Do exercises 8-11 and 13 in the course notes on eigendecompositions.

The dataset heads in the course directory consists of six measurements on the heads of 200 soldiers in the Swiss army. The six variables are

• BAM breadth of angulus mandibulae
• TFH true facial height
• LGAN length from glabella to apex nasi
• LTN length from tragion to nasion
• LTG length from tragion to gnathion

These data were obtained from the R package Flury. Perform a PCA on these data. Specifically:

1. Obtain the eigendecomposition of the sample covariance matrix, and interpret the first and second eigenvectors.
2. Find the correlation between the six original variables and the first two principal components (a six by two matrix). Make a scatterplot of these correlations, draw a unit circle on the plots, and interpret the plot.
3. For $q=0,\ldots,6$, how much variation in the data is explained by the best $q$-dimensional affine approximation?
4. The Swiss army is considering ordering gas masks, and are debating between making either two types of gas masks or four. If they make two types, describe how the two types should differ from one another. If they make four types, describe what the differences should be. Do you think they should make two or four types?

Phonemes

The phoneme data contains $n=4509$ periodograms, each periodogram consisting of $p=256$ values and representing an audio sample of someone speaking a sound.

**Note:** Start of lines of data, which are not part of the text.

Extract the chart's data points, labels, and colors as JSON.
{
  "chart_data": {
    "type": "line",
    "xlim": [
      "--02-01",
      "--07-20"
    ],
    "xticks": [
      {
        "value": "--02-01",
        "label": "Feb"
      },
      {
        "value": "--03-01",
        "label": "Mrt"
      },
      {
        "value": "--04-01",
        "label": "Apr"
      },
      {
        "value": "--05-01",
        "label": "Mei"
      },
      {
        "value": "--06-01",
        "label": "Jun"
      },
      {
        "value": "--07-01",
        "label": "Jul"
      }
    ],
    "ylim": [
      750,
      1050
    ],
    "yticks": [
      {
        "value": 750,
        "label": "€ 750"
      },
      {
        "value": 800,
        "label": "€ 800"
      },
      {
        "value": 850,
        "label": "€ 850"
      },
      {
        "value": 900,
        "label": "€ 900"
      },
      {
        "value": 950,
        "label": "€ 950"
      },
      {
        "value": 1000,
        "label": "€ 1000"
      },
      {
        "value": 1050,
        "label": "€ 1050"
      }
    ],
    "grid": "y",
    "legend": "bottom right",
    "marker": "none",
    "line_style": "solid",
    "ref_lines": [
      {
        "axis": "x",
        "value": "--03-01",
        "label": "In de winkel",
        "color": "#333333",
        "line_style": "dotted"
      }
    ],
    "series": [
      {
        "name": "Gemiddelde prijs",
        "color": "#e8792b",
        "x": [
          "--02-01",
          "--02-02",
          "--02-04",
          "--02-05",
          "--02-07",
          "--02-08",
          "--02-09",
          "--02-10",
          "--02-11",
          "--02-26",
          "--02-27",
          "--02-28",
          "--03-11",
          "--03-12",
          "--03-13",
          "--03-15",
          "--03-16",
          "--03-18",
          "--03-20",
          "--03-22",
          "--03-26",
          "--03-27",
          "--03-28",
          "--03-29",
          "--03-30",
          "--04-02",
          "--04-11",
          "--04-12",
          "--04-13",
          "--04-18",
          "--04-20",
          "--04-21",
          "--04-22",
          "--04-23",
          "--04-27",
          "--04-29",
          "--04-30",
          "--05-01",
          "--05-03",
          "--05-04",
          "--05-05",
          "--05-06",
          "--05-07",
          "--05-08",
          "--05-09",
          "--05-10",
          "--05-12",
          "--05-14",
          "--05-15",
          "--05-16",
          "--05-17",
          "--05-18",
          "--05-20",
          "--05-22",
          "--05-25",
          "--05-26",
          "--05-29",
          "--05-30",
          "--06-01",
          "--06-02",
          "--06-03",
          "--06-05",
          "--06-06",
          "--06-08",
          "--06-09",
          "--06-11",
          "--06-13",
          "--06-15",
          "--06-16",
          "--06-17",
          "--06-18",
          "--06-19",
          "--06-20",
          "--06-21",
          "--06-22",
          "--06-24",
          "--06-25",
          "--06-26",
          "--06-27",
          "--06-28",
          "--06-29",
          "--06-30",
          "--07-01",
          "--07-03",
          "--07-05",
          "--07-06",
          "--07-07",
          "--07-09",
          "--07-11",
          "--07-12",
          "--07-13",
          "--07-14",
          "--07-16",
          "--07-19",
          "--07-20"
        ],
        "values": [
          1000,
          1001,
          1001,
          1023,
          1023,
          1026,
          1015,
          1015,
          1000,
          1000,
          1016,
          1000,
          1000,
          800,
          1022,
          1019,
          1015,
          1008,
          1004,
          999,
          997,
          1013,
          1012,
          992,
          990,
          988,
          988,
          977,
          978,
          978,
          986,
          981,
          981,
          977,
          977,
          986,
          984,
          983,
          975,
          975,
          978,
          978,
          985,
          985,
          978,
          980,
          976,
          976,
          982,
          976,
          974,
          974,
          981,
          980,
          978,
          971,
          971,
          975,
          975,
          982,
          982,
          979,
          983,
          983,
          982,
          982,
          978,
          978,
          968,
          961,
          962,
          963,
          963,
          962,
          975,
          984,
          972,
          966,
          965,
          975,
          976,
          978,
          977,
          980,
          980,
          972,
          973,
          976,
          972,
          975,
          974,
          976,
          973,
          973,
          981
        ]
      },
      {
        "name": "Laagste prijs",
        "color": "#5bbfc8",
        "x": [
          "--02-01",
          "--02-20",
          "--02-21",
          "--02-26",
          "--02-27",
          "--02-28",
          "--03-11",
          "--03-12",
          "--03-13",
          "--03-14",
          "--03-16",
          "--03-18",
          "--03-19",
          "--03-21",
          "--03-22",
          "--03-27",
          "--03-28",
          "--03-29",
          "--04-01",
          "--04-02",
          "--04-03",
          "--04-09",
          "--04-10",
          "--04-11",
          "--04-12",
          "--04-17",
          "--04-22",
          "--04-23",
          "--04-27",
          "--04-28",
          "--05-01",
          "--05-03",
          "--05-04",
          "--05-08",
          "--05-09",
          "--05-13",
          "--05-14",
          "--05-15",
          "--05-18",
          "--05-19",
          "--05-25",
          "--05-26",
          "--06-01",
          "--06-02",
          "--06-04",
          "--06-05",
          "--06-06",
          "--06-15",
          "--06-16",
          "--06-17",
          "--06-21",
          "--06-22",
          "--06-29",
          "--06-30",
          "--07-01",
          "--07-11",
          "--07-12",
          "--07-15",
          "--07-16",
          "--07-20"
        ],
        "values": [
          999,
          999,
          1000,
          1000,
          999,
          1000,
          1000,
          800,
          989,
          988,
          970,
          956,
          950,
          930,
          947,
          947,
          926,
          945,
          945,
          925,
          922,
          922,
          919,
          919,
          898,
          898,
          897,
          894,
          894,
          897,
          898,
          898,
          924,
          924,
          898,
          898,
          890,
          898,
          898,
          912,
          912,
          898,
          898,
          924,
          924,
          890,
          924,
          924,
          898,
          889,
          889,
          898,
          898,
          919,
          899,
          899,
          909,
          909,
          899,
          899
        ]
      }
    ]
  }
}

More information on these data can be found here.

1. Obtain the eigenvalues of the sample covariance matrix. Make a plot of the ordered eigenvalues and the cumulative proportion of variance explained. What fraction of the variance in the data is explained by the first four principal components?
2. The rownames of the data matrix indicate the sounds that each periodogram represents. Make scatterplots of the first four principal components, indicating the different sounds by plotting color, character or text.
3. Compute the four-dimensional vector of principal component means for each of the five different sounds. Report these values and include them on the previous plots.
4. Categorize each row of the data matrix to the sound category that it is closest to, in terms of the first four principal component scores. Make a five-by-five two-way table indicating how the different sounds are categorized.